Their essay goes on to remind readers that, despite its reduced workforce, the IRS has seen its responsibilities increase. The agency administers significant provisions of the Affordable Care Act, and during the pandemic, it has been the IRS that has delivered three rounds of federal payments to hundreds of millions of taxpayers. Now, the agency is preparing to deliver periodic payments of the recently-enacted expanded child tax credit.

Thanks to its expanding authority and reduced staffing, the former commissioners report that

There has also been a substantial decline in enforcement scrutiny of high-earners and large corporations with complex returns: Audit rates for millionaires have fallen more than 70 percent since 2011; audits of large corporations decreased from essentially 100 percent a decade ago to less than 50 percent, according to the most recent IRS estimates.

This situation is no fault of the IRS or its committed workforce, who are dedicated to fair implementation of the tax code and the strongest possible support for taxpayers. Provided appropriate resources, the IRS can make good on its commitments.

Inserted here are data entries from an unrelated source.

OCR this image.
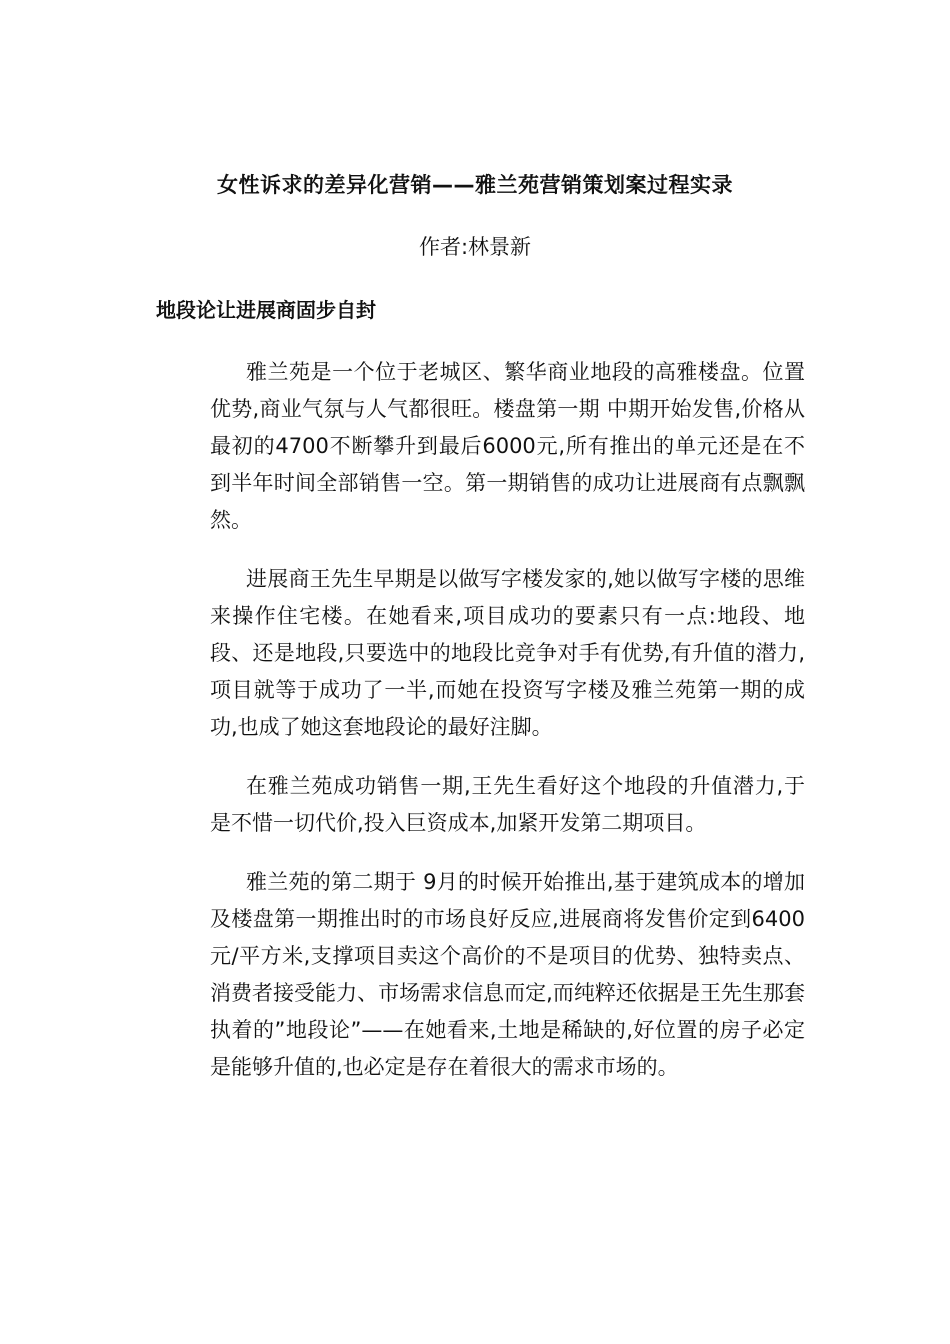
女性诉求的差异化营销——雅兰苑营销策划案过程实录

作者:林景新

地段论让进展商固步自封

雅兰苑是一个位于老城区、繁华商业地段的高雅楼盘。位置优势,商业气氛与人气都很旺。楼盘第一期 中期开始发售,价格从最初的4700不断攀升到最后6000元,所有推出的单元还是在不到半年时间全部销售一空。第一期销售的成功让进展商有点飘飘然。

进展商王先生早期是以做写字楼发家的,她以做写字楼的思维来操作住宅楼。在她看来,项目成功的要素只有一点:地段、地段、还是地段,只要选中的地段比竞争对手有优势,有升值的潜力,项目就等于成功了一半,而她在投资写字楼及雅兰苑第一期的成功,也成了她这套地段论的最好注脚。

在雅兰苑成功销售一期,王先生看好这个地段的升值潜力,于是不惜一切代价,投入巨资成本,加紧开发第二期项目。

雅兰苑的第二期于 9月的时候开始推出,基于建筑成本的增加及楼盘第一期推出时的市场良好反应,进展商将发售价定到6400元/平方米,支撑项目卖这个高价的不是项目的优势、独特卖点、消费者接受能力、市场需求信息而定,而纯粹还依据是王先生那套执着的”地段论”——在她看来,土地是稀缺的,好位置的房子必定是能够升值的,也必定是存在着很大的需求市场的。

The former Commissioners agree that the changes and additional resources that President Biden proposes would “produce a great deal of revenue by reducing the enormous gap between taxes legally owed and taxes actually paid — much of it through increased voluntary compliance.”

The Biden proposal includes provisions on third-party reporting, leveraging information from financial services providers to learn basic information about account inflows and outflows. This information could assist taxpayers in filing accurate returns and help the IRS better focus collection efforts. Research shows that when the IRS has access to third-party reporting, compliance rates top 95 percent. Without third-party information reporting, compliance rates are below 50 percent. Reliable information is critical to an effective and fair tax system.

The statistics cited in the essay demonstrate the importance of effective enforcement. It isn’t simply tax rates that favor the rich–lax enforcement costs an enormous amount that the rest of us must make up. Estimates are that uncollected taxes from those sources are equal to the total taxes paid by the lower 90 percent of individual taxpayers.

It is long past time to give the IRS the resources it needs to ensure that corporations and billionaires pay their taxes. If enforcement is fair across the board, the rest of us will feel a lot better about paying ours.